Kommentar : Andreas Scheuer spielt unfair

Die Taxibranche droht auf der Strecke zu bleiben. Über Jahrzehnte hat die öffentliche Hand die Branche mit Pflichten und Vorschriften reguliert und den zumeist kleinen Unternehmen kaum Spielräume zum Geldverdienen gelassen.

Jetzt aber, da Großkonzerne, nicht zuletzt die deutschen Autobauer, auf Liberalisierung drängen, sind plötzlich all die Regeln nicht mehr wichtig.
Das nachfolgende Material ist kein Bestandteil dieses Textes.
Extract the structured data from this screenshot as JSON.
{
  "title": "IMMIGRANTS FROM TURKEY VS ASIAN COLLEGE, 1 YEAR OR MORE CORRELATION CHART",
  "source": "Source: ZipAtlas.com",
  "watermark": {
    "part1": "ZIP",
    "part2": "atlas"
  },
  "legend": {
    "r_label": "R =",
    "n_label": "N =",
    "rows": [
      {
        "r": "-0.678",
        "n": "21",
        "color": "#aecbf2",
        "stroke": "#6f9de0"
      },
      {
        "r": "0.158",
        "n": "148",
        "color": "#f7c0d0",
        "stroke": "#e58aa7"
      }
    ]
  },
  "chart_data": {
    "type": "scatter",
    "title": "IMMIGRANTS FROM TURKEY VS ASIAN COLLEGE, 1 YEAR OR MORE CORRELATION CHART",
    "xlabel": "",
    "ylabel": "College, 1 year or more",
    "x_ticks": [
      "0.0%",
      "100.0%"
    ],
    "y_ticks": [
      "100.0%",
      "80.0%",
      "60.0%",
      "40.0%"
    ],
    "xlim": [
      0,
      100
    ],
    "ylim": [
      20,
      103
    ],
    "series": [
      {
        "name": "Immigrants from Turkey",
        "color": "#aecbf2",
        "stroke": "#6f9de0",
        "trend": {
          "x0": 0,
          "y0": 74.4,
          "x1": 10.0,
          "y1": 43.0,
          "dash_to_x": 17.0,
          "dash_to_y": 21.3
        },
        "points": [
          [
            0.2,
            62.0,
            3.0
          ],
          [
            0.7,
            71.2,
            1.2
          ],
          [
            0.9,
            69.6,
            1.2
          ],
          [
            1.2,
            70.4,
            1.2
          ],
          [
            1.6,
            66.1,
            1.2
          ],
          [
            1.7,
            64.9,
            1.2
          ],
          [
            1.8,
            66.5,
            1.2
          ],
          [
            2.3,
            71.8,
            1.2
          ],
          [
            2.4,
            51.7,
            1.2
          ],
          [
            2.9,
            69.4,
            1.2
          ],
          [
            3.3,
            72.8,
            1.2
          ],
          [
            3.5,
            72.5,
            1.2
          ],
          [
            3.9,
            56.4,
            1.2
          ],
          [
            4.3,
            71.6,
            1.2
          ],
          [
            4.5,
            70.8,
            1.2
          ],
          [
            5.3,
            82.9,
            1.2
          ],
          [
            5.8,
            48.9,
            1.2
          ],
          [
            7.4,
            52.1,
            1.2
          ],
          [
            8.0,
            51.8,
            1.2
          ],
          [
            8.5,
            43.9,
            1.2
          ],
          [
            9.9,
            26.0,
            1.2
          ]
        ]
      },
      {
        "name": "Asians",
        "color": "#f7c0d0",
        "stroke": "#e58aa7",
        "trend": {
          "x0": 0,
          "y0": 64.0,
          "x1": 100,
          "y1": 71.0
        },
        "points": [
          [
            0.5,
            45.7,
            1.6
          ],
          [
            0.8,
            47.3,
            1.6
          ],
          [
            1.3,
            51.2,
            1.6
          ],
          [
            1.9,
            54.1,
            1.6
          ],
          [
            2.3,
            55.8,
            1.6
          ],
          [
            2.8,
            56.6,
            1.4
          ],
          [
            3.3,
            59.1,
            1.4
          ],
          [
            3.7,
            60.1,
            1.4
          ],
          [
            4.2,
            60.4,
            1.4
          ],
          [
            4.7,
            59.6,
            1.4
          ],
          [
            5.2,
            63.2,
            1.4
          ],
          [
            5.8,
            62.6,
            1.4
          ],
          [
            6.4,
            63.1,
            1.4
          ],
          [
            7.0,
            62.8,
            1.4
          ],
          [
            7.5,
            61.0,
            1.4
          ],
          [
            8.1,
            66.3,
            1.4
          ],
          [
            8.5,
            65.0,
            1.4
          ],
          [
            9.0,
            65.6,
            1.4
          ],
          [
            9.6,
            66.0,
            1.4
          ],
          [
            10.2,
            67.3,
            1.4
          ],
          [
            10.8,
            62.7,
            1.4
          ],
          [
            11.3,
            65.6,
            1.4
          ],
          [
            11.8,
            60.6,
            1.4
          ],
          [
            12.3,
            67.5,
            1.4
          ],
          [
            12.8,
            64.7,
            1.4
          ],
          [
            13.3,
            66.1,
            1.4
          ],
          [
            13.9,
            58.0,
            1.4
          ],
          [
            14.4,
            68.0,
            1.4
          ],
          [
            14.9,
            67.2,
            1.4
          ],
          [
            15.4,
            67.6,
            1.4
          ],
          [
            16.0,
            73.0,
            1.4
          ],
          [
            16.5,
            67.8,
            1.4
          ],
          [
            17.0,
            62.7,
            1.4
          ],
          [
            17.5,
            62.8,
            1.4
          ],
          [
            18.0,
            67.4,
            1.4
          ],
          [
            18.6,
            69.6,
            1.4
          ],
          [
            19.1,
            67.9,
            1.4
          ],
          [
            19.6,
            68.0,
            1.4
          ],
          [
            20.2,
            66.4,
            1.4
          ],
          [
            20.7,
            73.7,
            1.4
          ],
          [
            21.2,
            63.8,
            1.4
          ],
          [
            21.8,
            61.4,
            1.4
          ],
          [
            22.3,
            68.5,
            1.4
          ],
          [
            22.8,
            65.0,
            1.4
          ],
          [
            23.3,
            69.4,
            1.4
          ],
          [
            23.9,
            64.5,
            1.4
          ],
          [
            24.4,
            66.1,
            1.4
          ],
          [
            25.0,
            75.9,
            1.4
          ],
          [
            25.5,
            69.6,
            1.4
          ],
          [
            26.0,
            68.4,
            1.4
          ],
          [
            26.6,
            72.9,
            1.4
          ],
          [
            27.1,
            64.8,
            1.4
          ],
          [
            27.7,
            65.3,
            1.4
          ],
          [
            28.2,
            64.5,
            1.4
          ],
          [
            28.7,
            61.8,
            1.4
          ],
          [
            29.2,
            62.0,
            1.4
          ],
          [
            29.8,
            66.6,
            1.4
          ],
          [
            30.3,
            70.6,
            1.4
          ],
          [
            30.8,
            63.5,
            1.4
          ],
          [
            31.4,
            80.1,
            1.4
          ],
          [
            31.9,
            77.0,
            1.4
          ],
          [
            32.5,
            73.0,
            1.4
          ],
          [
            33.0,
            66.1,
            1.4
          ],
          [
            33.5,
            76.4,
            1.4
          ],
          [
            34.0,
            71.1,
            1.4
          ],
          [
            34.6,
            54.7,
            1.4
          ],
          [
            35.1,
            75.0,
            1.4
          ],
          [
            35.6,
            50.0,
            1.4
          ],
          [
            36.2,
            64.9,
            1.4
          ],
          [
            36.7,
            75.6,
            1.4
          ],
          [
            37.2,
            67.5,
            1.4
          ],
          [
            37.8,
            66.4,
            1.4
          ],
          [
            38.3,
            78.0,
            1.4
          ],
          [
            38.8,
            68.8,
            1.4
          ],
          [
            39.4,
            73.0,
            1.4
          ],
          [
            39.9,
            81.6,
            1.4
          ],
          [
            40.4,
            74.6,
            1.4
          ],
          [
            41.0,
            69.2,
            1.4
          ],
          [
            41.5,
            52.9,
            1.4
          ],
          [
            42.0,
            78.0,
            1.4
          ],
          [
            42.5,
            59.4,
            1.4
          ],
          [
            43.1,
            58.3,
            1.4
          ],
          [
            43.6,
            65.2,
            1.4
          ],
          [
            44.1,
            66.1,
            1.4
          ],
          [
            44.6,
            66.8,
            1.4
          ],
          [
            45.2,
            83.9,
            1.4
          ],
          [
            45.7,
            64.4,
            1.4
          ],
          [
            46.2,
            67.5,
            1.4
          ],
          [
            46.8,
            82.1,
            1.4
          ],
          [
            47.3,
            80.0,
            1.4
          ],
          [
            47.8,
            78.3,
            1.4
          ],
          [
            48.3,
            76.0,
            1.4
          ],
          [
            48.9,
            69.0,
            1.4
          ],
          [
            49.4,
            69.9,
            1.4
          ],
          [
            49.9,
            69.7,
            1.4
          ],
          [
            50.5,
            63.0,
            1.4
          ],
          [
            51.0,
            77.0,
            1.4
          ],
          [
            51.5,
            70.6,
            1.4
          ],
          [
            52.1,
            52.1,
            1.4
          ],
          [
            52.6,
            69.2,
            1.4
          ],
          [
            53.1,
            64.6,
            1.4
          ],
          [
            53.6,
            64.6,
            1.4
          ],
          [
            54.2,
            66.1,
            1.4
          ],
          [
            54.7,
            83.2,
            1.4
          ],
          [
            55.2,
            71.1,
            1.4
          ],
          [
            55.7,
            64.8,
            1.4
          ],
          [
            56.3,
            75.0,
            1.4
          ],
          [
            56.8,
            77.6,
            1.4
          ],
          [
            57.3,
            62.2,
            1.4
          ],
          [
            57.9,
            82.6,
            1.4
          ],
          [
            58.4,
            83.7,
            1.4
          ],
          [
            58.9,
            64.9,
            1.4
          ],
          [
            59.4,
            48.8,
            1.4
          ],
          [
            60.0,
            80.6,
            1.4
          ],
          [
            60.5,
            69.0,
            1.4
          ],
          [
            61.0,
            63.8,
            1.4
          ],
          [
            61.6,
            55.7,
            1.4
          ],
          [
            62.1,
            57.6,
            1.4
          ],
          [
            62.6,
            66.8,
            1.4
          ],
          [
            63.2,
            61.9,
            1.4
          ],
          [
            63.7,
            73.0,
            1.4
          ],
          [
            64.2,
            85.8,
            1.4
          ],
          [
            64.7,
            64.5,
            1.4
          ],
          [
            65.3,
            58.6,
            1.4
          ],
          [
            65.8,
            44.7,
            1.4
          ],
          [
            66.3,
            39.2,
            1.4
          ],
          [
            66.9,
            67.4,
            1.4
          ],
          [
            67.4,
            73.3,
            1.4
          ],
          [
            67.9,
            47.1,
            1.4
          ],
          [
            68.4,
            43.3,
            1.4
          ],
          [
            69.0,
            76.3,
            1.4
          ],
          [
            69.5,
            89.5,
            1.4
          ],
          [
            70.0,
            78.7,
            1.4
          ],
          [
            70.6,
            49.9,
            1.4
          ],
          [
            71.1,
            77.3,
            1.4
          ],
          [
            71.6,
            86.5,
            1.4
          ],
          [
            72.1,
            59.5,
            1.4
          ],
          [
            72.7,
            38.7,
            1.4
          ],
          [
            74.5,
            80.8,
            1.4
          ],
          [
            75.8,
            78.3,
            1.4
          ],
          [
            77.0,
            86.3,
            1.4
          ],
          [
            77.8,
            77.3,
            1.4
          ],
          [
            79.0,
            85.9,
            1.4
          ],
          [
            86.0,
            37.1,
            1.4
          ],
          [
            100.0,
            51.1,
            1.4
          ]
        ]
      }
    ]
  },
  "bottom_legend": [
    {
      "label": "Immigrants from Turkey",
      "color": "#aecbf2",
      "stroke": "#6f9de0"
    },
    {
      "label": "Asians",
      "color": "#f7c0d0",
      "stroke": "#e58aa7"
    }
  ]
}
Verkehrsminister Andreas Scheuer macht sich zum willigen Handlanger der Mobilitäts-Riesen.

Glaube doch keiner, dass die mit Millionen und Milliarden gepäppelten, bisher aber alle defizitären Ubers und Moias dieser Welt den Fahrgästen auf Dauer eine jederzeit verfügbare Mobilität zu Billigpreisen bieten werden. In der neuen digitalen Welt des Fahrens und Mitfahrens wollen die Investoren ihr Geld wiedersehen. Das wird nur gelingen, wenn wenige Anbieter den Markt beherrschen und höhere Tarife diktieren können. Die Öffnung des Marktes, wie sie bisher angedacht ist, schadet am Ende den Verbrauchern – und ist unfair gegenüber den vielen Taxiunternehmern.